Two questions
- But would you trust a repaired board?
- What makes a triac short out like this?
In the linked picture there are two power supplies from two 400V electrical heaters. Brandname ADAX, model clea. The thermostats have been removed.
The heaters are supplied with two phases only, no third phase and no neutral.
The terminals on triac in the power supply on the right shorted out during the night, luckily the occupant of the room was awake, because this happened in a bedroom. The power supply on the left was pulled from a functioning heater for reference.
I’m fairly certain that only the resistor, triac and board have been damaged. And I’m also fairly certain that I can fix it.
The burned heater is only 1200W, but there’s a lot of vias stitching the two layers together. So while it’s only 3A, and the board is housed in fire resistant plastic, inside a metal and glass casing, it’s also 400V and I don’t know if I want to trust the solution. Even if I can get all the parts, including shipping, for a tenth the cost of a new heater.
If I decide to repair the board I’m going to be replacing the triac, R8, R9, C9, and the varistor.


I could rewire the heating circuit, but doing so without the backing of an authorized electrician would be illegal.
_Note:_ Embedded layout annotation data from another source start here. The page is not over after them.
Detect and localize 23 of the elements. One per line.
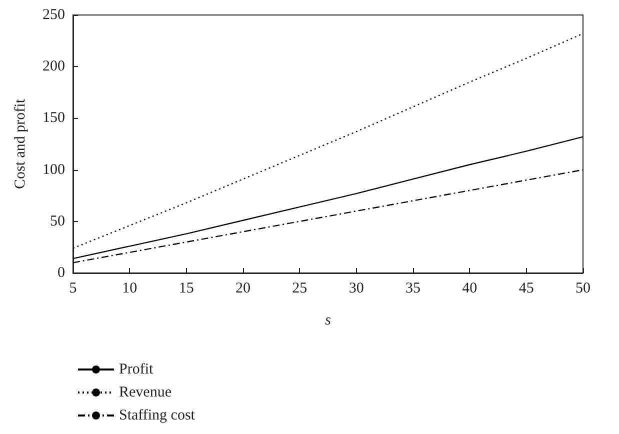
x-tick-label: 10: [122, 280, 138, 296]
x-tick-label: 45: [518, 280, 534, 296]
x-axis-title: s: [325, 312, 332, 328]
x-tick-label: 50: [576, 280, 590, 296]
x-tick-label: 30: [348, 280, 364, 296]
y-tick-label: 0: [58, 265, 65, 281]
y-tick-label: 150: [42, 110, 65, 126]
legend-label: Profit: [119, 362, 154, 378]
y-tick-label: 100: [42, 162, 65, 178]
legend-label: Staffing cost: [119, 408, 196, 424]
x-tick-label: 20: [236, 280, 250, 296]
y-axis-title: Cost and profit: [12, 98, 28, 189]
y-tick-label: 250: [42, 7, 65, 23]
x-tick-label: 25: [292, 280, 308, 296]
x-tick-label: 5: [69, 280, 77, 296]
x-tick-label: 35: [406, 280, 420, 296]
line-series: [72, 136, 584, 260]
y-tick-label: 200: [42, 58, 65, 75]
y-tick-label: 50: [50, 213, 65, 230]
x-tick-label: 15: [178, 280, 194, 296]
legend-label: Revenue: [119, 384, 172, 400]
x-tick-label: 40: [462, 280, 478, 296]
line-series: [72, 169, 584, 264]
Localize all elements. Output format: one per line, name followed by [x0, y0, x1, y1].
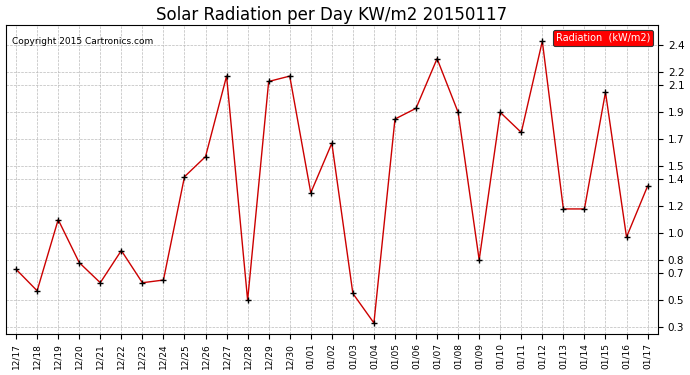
- Text: Copyright 2015 Cartronics.com: Copyright 2015 Cartronics.com: [12, 38, 153, 46]
- Title: Solar Radiation per Day KW/m2 20150117: Solar Radiation per Day KW/m2 20150117: [156, 6, 507, 24]
- Legend: Radiation  (kW/m2): Radiation (kW/m2): [553, 30, 653, 46]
I’m already on thin ice just installing the heater by self.
But the thought has crossed my mind, as I have noticed there being an order of magnitude more 230V heaters on the market than 400V. On top of having to rewire everything, I’d have to put in a new 3 phased breaker, otherwise I’d be pulling way too much current… Let’s just say that this 1200W heater isn’t the only one we have in operation in my house.
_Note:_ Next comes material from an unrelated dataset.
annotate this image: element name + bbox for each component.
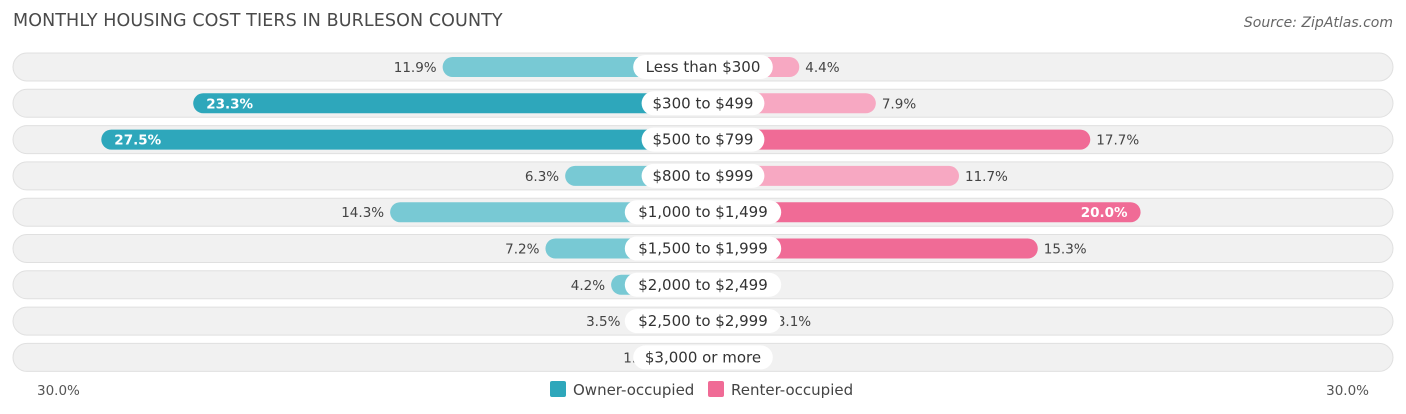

I see. Given those constraints then, I don’t see any option besides a new heater. Ideally, the new heater would be built with less circuitry, so there would be fewer things to break.
Looking at the Adax Clea product description, it seems overly complicated for a radiator, IMO. I’m not sure I’d want triac switching for something like a heating appliance. Resistive heating doesn’t strictly require silicon switches, when a relay should work. But I suspect an equally-svelt radiator that’s also simple may be hard to find.
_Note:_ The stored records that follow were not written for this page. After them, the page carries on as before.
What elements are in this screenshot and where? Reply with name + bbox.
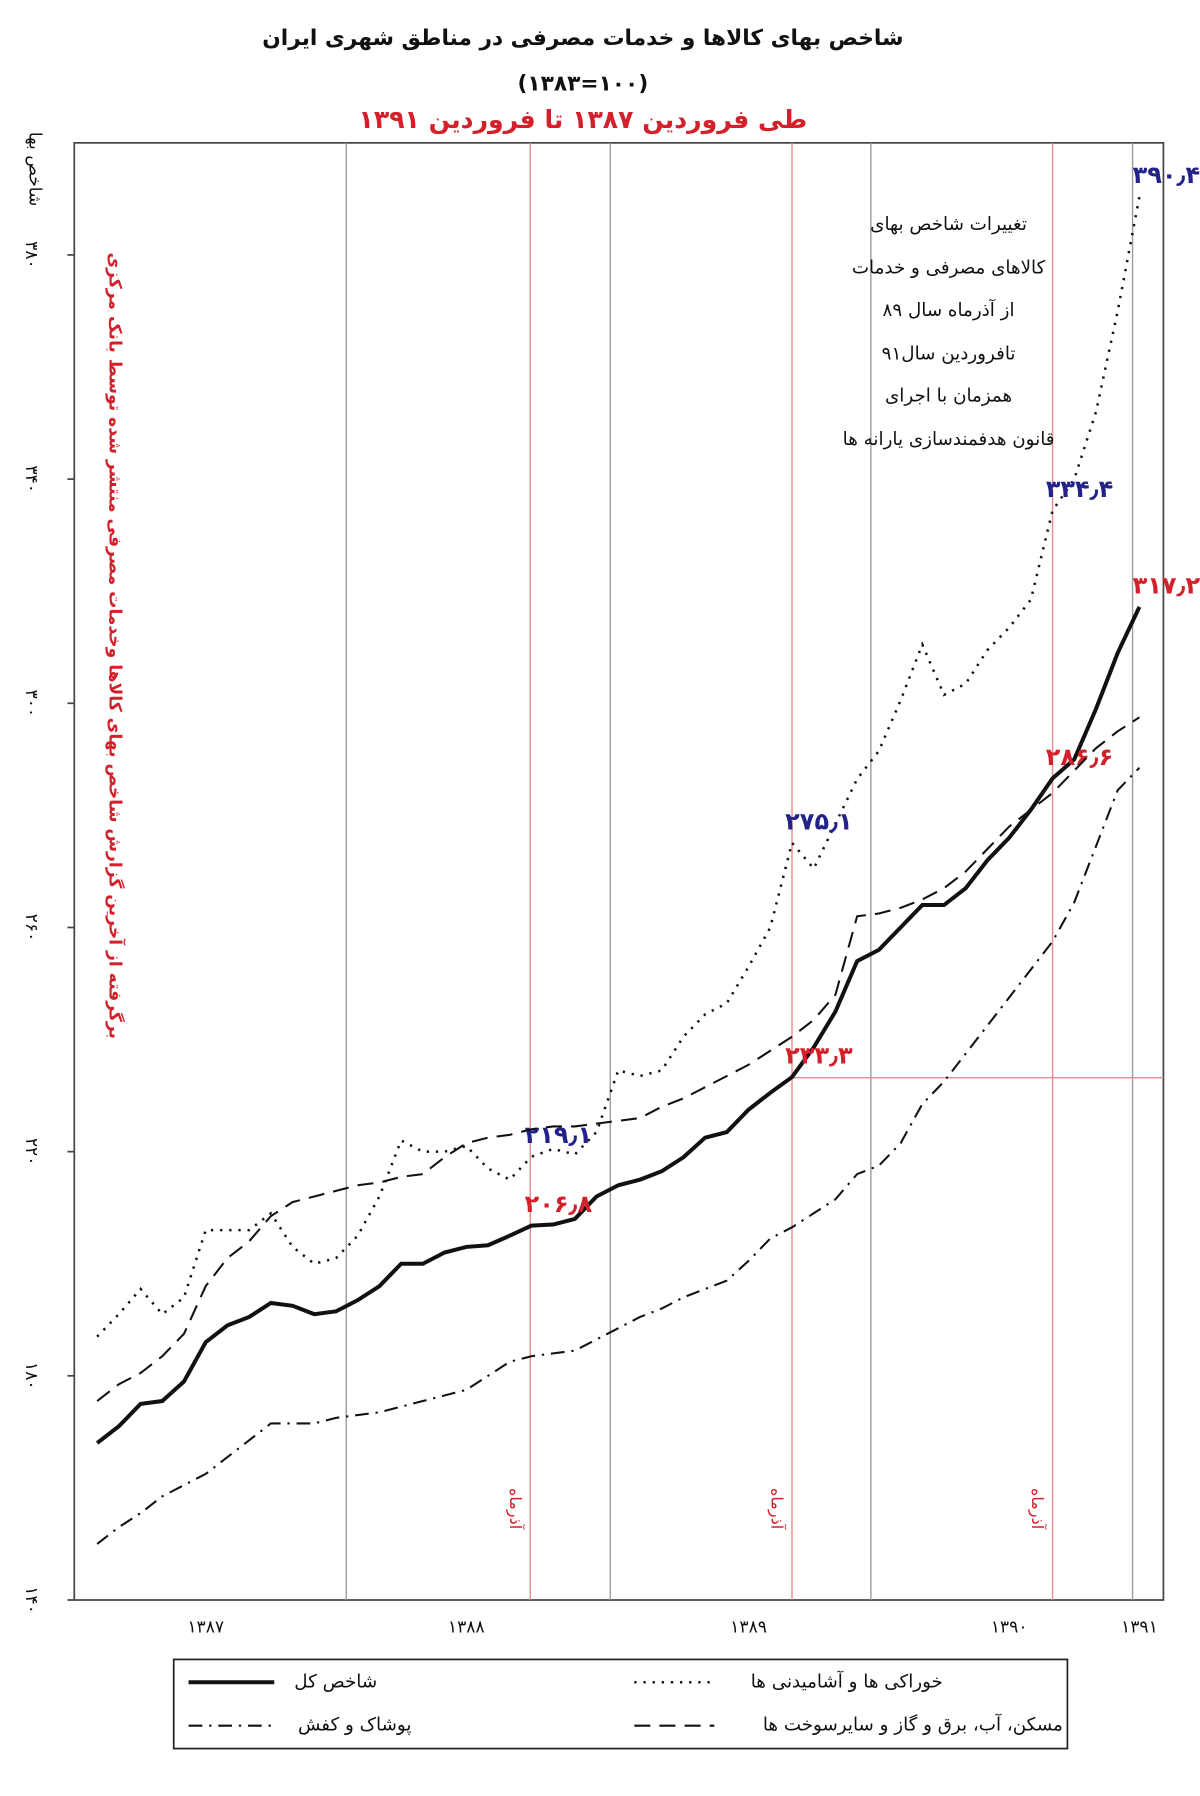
y-tick-label: ۳۰۰ xyxy=(21,689,41,717)
chart-title: شاخص بهای کالاها و خدمات مصرفی در مناطق … xyxy=(262,26,903,51)
series-line xyxy=(96,716,1140,1402)
legend-label: خوراکی ها و آشامیدنی ها xyxy=(751,1669,943,1692)
azar-lines xyxy=(529,142,1164,1600)
y-tick-label: ۱۴۰ xyxy=(21,1586,41,1614)
year-separators xyxy=(345,142,1134,1600)
note-block: تغییرات شاخص بهای کالاهای مصرفی و خدمات … xyxy=(843,214,1055,450)
note-line: قانون هدفمندسازی یارانه ها xyxy=(843,429,1055,450)
y-tick-label: ۳۴۰ xyxy=(21,465,41,493)
value-label: ۳۹۰٫۴ xyxy=(1133,161,1200,189)
legend-label: مسکن، آب، برق و گاز و سایرسوخت ها xyxy=(763,1713,1063,1736)
x-tick-label: ۱۳۹۱ xyxy=(1121,1617,1158,1637)
note-line: از آذرماه سال ۸۹ xyxy=(883,298,1015,321)
note-line: کالاهای مصرفی و خدمات xyxy=(852,258,1046,279)
note-line: تافروردین سال۹۱ xyxy=(882,343,1016,364)
legend-label: شاخص کل xyxy=(294,1671,377,1692)
x-tick-label: ۱۳۸۹ xyxy=(730,1617,767,1637)
x-tick-label: ۱۳۸۸ xyxy=(448,1617,485,1637)
series-line xyxy=(95,606,1142,1445)
series-line xyxy=(96,196,1141,1338)
chart-subtitle: (۱۰۰=۱۳۸۳) xyxy=(517,72,648,97)
data-layer: ۱۴۰ ۱۸۰ ۲۲۰ ۲۶۰ ۳۰۰ ۳۴۰ ۳۸۰ ۱۳۸۷ ۱۳۸۸ ۱۳۸۹ ۱۳۹۰ ۱۳۹… xyxy=(21,161,1200,1736)
annotation: آذرماه xyxy=(1027,1488,1047,1531)
y-tick-label: ۲۲۰ xyxy=(21,1138,41,1166)
y-tick-label: ۳۸۰ xyxy=(21,241,41,269)
value-label: ۲۷۵٫۱ xyxy=(785,807,853,835)
value-label: ۲۰۶٫۸ xyxy=(525,1190,593,1218)
x-tick-label: ۱۳۹۰ xyxy=(991,1617,1028,1637)
y-axis-label: شاخص بها xyxy=(24,132,44,206)
annotation: آذرماه xyxy=(505,1488,525,1531)
x-tick-label: ۱۳۸۷ xyxy=(187,1617,224,1637)
note-line: همزمان با اجرای xyxy=(885,386,1012,407)
y-tick-label: ۱۸۰ xyxy=(21,1362,41,1390)
chart-subtitle: طی فروردین ۱۳۸۷ تا فروردین ۱۳۹۱ xyxy=(359,105,808,135)
source-note: برگرفته از آخرین گزارش شاخص بهای کالاها … xyxy=(104,252,126,1039)
y-tick-label: ۲۶۰ xyxy=(21,914,41,942)
value-label: ۳۳۴٫۴ xyxy=(1046,475,1114,503)
legend-box xyxy=(172,1658,1069,1750)
series-line xyxy=(96,767,1141,1545)
value-label: ۳۱۷٫۲ xyxy=(1133,571,1200,599)
annotation: آذرماه xyxy=(767,1488,787,1531)
legend-label: پوشاک و کفش xyxy=(298,1715,411,1736)
note-line: تغییرات شاخص بهای xyxy=(870,214,1027,235)
plot-frame xyxy=(73,141,1165,1601)
value-label: ۲۳۳٫۳ xyxy=(785,1042,853,1070)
I whole heartedly agree with you on the virtue of simplicity in design, and this heater is a bit over the top for its basic function. But we wanted something that
and at the time that narrowed it down to either the Clea or neo series from adax, and I believe one other product line from a second manufacturer. The remote control part was really hard to find in 400V.
A relay would do the job, but they also wear out faster and the sound is noticeable.
While writing that, I found myself thinking about how significant the life span difference is. So I did some back-of-the-envelope calculations.
The defective heater had been installed for roughly 2100 days. Sometime during April we shut the heaters off, and they’re not powered up again until October, so let’s call it 50% of the year. The schedule for the heaters is usually two power on cycles daily. Again let’s call it 50% of the time. The house is pretty OK insulated, but let’s say that the heating element is powering up 4 times each hour. In reality it’s probably closer to 25-30% and twice an hour, so I’ll use that as the lower bounds for this calculation.
1050 days is 25200 hours, meaning that the heaters will have done between 12k and 50k power cycles in the almost 6 years of operation. I’ve seen relays weld shut before 10k, but MTBF for suitably rated relays on RS starts at 50k power cycles.
So maybe a relay could actually do the job. But then there’d still be the issue of the noise, which, while negligible, could still be annoying for some, especially in a bedroom.